= J. Bracebridge Wilson =

Australian botanist (1828–1895)

John Bracebridge Wilson (13 September 1828 – 22 October 1895) was headmaster of Geelong Grammar School in Victoria, Australia.

==History==
Wilson was the only son of Rev. Edward Wilson, rector of Topcroft, Norfolk, England. He matriculated in 1848, when he attended St John's College, Cambridge, securing his B.A. in 1852.
He then decided to try his fortune in the distant colonies, boarding the Guy Mannering for Melbourne, Victoria, arriving in November 1857.
He found employment with the fledgling Geelong Grammar School, founded by the Church of England in 1855, and was soon third master under head master George Vance. The school failed financially, as a result of mismanagement, and closed its doors in June 1860. Determined to retain the students, Wilson rented temporary premises to operate as a private "High School", and was so effective that when the reconstituted Geelong Grammar opened in February 1863 Wilson was appointed head master, a position he held for the rest of his life.

Wilson was a dedicated naturalist, and known as a marine biologist, elected in 1882 a Fellow of the Linnean Society.
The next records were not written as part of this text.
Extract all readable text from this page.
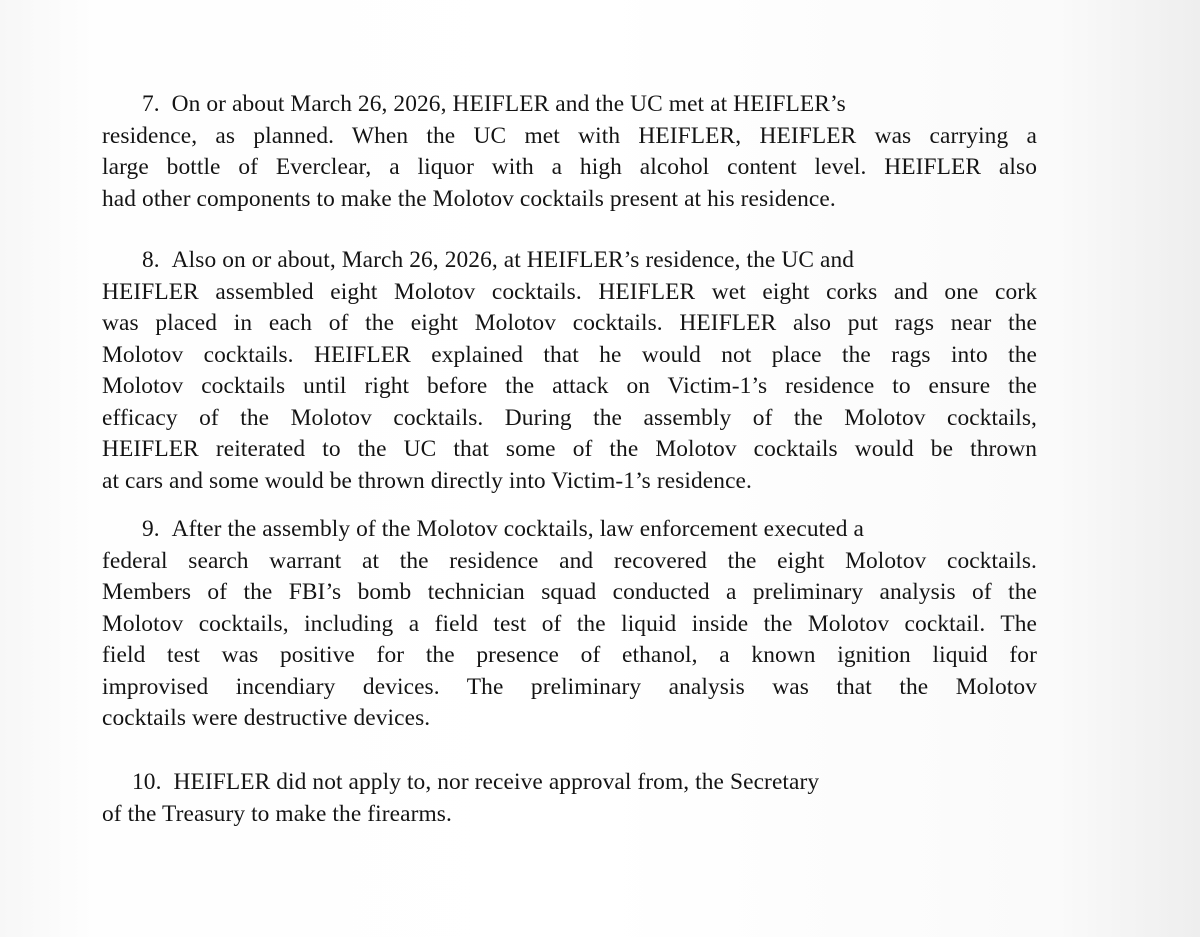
7. On or about March 26, 2026, HEIFLER and the UC met at HEIFLER’s
residence, as planned. When the UC met with HEIFLER, HEIFLER was carrying a
large bottle of Everclear, a liquor with a high alcohol content level. HEIFLER also
had other components to make the Molotov cocktails present at his residence.
8. Also on or about, March 26, 2026, at HEIFLER’s residence, the UC and
HEIFLER assembled eight Molotov cocktails. HEIFLER wet eight corks and one cork
was placed in each of the eight Molotov cocktails. HEIFLER also put rags near the
Molotov cocktails. HEIFLER explained that he would not place the rags into the
Molotov cocktails until right before the attack on Victim-1’s residence to ensure the
efficacy of the Molotov cocktails. During the assembly of the Molotov cocktails,
HEIFLER reiterated to the UC that some of the Molotov cocktails would be thrown
at cars and some would be thrown directly into Victim-1’s residence.
9. After the assembly of the Molotov cocktails, law enforcement executed a
federal search warrant at the residence and recovered the eight Molotov cocktails.
Members of the FBI’s bomb technician squad conducted a preliminary analysis of the
Molotov cocktails, including a field test of the liquid inside the Molotov cocktail. The
field test was positive for the presence of ethanol, a known ignition liquid for
improvised incendiary devices. The preliminary analysis was that the Molotov
cocktails were destructive devices.
10. HEIFLER did not apply to, nor receive approval from, the Secretary
of the Treasury to make the firearms.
His death followed a brief illness; an unostentatious funeral service attended by many hundreds of past and present students was followed by burial at the Eastern Cemetery. His will stipulated that no more than £10 should be spent on the burial.

==Family==
Wilson married Oriana Maria Rowcroft (died in 1911) at Geelong on 7 April 1863. She was a daughter of Horatio Nelson "Horace" Rowcroft (1806–1878), editor of the Geelong Advertiser 1867–1869, and brother of Charles Rowcroft. They had two daughters:
- Oriana Mary "May" Bracebridge-Wilson married Albert Finchett Garrard on 27 June 1894.
- Maud Knyvet Bracebridge-Wilson married Alban Cyril Morley on 9 October 1900.

Rev. H. Shaw Millard, headmaster of Newcastle Grammar School, was a cousin and close school friend while at Cambridge.

Lieutenant-General Sir Archdale Wilson (1803–1874) was an uncle.